Through this model, Imran seeks for the system to specifically attract trainee teachers to regions where there are shortages of teachers in their subject areas, and he backs up this intention with evidence that shows trainee teachers tend to remain in the region where they trained, and the recent report from the National Audit Office (NAO) which stated that the Department for Education needs to better understand local and regional issues.

Alongside his call to overhaul the annual teacher census, Imran has also spoken in Parliament calling for the Government to use its decision to change the School Funding Formula to include a separate factor focused on teacher recruitment and retention rates. This new factor would grant increased levels of funding to schools with a history of poor teacher recruitment and retention to enable them to offer greater pay and benefits for teachers in order to attract new and existing teachers.
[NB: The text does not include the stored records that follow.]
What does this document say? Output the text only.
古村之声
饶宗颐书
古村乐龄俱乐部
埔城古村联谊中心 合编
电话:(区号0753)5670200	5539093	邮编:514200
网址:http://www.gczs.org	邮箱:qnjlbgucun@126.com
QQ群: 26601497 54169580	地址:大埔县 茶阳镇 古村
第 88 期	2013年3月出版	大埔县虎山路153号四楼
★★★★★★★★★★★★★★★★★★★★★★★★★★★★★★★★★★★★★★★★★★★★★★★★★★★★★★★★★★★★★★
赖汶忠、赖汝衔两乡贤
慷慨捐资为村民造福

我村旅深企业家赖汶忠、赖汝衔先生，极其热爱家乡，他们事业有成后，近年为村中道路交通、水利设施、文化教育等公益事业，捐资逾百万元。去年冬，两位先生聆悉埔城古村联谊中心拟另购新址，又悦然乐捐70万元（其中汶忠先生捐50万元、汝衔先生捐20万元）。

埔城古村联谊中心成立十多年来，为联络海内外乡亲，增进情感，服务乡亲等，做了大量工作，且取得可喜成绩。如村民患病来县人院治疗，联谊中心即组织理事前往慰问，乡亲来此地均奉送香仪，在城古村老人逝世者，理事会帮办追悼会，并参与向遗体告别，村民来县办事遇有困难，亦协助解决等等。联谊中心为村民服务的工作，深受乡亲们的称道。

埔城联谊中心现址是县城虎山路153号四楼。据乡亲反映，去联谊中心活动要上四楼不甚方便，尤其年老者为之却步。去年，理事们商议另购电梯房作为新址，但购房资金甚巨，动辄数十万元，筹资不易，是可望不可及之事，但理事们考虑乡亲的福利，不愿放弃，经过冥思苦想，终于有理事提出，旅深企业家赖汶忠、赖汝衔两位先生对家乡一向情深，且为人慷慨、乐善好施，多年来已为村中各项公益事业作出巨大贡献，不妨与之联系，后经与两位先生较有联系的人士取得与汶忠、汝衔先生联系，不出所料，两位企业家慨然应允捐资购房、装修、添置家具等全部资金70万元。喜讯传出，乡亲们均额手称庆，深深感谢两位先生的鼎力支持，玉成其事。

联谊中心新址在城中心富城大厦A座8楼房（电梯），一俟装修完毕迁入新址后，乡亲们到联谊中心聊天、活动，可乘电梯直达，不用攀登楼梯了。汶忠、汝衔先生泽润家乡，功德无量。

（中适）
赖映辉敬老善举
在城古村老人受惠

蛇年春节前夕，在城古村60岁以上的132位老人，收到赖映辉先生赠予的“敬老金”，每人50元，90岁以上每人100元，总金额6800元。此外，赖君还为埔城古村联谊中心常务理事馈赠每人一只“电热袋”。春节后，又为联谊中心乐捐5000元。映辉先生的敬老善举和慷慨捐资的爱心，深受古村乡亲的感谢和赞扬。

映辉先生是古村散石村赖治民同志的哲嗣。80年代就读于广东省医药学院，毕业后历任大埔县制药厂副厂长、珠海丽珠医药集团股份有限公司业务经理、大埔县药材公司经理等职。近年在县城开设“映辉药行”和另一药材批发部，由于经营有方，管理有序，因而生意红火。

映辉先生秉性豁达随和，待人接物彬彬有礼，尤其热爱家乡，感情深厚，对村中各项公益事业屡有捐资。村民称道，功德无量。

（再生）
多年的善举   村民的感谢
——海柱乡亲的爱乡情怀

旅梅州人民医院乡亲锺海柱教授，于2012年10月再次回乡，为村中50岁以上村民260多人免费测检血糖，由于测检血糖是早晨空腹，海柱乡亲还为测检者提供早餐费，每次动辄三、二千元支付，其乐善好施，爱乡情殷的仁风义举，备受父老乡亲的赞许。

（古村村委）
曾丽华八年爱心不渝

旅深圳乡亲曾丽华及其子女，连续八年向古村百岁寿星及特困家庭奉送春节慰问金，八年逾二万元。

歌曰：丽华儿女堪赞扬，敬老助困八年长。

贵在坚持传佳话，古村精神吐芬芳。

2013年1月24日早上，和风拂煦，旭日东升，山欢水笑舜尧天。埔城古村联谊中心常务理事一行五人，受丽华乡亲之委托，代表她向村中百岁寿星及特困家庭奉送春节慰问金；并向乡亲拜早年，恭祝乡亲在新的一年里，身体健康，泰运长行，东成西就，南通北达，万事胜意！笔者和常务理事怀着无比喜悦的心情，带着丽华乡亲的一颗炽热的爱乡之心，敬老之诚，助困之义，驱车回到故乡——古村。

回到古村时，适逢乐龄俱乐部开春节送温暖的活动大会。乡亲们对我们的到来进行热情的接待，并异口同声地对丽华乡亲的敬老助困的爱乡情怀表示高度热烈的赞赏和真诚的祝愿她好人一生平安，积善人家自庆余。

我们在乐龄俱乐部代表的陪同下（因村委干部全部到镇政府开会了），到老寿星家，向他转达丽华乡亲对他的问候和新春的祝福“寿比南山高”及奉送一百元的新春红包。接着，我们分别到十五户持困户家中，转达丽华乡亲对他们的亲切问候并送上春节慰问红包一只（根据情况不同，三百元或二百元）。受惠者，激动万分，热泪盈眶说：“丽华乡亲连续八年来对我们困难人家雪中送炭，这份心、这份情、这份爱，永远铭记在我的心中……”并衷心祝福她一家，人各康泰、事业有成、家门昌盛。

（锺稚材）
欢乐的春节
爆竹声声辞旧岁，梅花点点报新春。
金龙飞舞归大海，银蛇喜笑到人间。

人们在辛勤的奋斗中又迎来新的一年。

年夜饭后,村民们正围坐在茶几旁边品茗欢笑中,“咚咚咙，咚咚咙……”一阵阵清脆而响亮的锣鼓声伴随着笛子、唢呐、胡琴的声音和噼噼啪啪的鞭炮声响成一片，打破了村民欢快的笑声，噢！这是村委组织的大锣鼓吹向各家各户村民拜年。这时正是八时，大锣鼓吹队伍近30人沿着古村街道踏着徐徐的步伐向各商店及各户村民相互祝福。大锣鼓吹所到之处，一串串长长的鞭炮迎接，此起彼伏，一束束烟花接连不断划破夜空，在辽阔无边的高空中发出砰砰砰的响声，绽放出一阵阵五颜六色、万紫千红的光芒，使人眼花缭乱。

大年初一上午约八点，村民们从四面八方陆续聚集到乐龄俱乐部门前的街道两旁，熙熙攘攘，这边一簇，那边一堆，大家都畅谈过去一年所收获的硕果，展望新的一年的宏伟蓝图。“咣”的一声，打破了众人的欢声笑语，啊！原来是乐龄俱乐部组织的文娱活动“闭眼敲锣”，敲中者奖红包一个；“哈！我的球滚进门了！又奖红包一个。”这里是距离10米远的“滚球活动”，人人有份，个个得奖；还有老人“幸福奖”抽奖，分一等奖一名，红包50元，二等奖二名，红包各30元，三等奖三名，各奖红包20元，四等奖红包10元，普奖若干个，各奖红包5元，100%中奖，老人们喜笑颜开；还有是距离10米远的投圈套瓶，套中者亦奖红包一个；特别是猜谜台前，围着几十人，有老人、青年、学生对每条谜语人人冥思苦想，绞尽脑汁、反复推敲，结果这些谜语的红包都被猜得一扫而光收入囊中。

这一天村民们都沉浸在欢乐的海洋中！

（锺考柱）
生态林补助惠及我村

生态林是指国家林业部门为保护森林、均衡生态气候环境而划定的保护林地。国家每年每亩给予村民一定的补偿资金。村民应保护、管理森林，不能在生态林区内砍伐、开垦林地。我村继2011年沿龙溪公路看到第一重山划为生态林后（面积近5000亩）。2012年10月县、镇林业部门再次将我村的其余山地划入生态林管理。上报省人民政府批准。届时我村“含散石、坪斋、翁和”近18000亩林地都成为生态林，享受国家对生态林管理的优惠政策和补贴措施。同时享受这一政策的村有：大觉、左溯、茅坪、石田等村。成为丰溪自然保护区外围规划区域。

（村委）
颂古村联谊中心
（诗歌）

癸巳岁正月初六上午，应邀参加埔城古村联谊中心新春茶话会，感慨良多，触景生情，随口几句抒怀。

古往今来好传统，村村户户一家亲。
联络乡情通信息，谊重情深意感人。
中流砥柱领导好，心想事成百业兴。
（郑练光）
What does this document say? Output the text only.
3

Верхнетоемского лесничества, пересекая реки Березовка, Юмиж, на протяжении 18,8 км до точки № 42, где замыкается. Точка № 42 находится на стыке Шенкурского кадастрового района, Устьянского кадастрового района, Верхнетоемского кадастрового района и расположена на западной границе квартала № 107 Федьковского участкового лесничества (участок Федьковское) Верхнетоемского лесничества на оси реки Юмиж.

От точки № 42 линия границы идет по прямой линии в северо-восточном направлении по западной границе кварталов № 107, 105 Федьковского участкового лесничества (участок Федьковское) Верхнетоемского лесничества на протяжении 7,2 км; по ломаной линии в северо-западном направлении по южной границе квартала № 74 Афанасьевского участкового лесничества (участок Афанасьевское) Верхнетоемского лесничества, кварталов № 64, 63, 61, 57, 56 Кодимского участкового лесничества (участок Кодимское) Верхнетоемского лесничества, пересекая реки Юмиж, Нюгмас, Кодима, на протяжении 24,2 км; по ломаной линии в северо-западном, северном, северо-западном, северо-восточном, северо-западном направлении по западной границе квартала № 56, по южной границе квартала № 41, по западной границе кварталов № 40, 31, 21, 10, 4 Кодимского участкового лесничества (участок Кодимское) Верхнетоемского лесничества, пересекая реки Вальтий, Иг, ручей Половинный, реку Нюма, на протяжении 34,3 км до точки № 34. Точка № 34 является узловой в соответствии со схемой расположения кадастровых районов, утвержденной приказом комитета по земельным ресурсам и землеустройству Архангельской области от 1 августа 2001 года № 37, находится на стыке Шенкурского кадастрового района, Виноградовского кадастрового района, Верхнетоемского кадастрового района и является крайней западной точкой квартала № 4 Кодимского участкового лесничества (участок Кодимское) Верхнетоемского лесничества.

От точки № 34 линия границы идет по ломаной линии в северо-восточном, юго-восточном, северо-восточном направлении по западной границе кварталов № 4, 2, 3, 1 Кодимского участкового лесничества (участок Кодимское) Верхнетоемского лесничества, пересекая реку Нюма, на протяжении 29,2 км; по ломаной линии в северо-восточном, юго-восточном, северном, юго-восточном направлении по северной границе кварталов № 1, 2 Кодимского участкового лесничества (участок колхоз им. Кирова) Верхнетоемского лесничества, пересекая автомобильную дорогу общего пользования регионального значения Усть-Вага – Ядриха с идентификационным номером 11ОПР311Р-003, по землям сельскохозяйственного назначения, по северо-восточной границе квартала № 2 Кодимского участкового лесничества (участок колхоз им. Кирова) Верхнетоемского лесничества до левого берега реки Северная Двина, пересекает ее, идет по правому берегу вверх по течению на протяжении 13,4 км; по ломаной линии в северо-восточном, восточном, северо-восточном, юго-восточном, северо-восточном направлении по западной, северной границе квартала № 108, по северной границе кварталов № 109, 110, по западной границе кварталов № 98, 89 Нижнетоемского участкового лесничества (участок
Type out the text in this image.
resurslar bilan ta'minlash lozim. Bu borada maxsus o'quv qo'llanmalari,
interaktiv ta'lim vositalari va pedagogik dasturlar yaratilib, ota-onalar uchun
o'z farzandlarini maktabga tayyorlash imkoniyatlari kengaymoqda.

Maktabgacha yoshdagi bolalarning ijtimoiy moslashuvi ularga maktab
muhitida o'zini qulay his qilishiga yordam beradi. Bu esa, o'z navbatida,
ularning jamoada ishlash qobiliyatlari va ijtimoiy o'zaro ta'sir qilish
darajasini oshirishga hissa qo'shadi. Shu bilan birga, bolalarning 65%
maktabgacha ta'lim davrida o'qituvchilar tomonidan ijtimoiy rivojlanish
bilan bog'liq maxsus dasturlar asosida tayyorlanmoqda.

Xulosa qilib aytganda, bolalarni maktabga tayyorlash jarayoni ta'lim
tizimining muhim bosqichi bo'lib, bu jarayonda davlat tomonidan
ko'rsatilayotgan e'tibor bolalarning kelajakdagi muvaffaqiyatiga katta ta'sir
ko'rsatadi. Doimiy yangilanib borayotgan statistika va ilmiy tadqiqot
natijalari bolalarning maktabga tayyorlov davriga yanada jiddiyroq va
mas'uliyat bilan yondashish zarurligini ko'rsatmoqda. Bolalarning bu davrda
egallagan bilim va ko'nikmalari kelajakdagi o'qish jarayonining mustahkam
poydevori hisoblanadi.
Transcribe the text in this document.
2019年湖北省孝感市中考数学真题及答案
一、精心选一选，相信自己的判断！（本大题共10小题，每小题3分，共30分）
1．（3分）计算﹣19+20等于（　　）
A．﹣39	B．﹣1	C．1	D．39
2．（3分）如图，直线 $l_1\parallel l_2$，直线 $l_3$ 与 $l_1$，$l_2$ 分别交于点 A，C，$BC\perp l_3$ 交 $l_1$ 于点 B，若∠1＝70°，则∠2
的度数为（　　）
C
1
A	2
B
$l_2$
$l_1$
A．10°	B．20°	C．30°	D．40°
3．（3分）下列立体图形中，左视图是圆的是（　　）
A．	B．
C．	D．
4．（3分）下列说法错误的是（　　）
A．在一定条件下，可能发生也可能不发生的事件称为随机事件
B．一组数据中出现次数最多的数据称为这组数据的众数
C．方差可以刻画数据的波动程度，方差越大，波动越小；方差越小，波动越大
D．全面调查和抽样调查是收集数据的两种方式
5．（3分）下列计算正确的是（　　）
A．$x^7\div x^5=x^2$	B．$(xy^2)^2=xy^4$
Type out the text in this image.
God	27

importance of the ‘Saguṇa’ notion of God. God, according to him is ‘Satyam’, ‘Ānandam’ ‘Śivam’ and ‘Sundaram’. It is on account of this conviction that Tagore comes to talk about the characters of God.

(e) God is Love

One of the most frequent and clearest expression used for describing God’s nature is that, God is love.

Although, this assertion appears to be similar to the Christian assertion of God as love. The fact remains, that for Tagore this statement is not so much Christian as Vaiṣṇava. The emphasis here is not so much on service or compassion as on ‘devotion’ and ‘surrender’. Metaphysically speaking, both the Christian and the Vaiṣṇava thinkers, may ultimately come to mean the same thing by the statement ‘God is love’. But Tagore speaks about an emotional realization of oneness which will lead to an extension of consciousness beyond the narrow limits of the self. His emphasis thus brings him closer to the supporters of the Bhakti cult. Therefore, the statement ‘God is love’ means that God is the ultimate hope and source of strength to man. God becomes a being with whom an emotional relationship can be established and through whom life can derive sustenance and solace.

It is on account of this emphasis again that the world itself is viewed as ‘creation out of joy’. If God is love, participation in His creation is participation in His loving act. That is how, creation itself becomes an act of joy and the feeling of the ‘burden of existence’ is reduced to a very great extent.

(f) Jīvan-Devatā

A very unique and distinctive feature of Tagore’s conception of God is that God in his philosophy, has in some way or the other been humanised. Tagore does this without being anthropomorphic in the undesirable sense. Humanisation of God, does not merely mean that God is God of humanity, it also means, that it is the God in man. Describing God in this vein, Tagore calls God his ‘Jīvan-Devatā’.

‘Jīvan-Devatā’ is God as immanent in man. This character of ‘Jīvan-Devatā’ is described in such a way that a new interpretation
Speaking on teacher recruitment and retention, Imran said:

“Teachers play a phenomenal part in the overall education of our children so the difficulty in recruiting and retaining teachers in schools undoubtedly holds back progress in increasing children’s educational attaining. If we are to properly address poor levels of educational attainment we therefore need to look at much better ways of recruiting and retaining teachers.

“As has been shown by the reports from the National Audit Office and Parliament’s Public Accounts Committee, it is clear that the current recruitment and retention strategy isn’t working, and that it needs overhauling in order to be effective. This failure is in part down to the overly centralised strategy that cannot deliver teachers based on local needs, as it places all of its focus on subjects where there are national shortages rather than addressing local subject shortages.

“What I therefore want to see is a rethink of the current system and change to regional assessments, in line with the Government’s localism agenda, that will enable the implementation of an approach tailored to addressing a region’s specific needs. This would also include changes to the bursary scheme that would see the bursary awarded based on where trainee teachers wish to train and which subjects are in short supply in that region.

“I also believe that the Government should look at the merits of holding the census at a time other than November as this is too early in the academic year. As a result of its timing it is too likely to produce results that are not reflective of the actual rate of vacancies as head teachers are under pressure to increase class sizes or other measures to reduce the vacancy rates and ensure that children are being taught. It is only when the census is truly reflective of needs that it will be possible to begin to adequately address them.”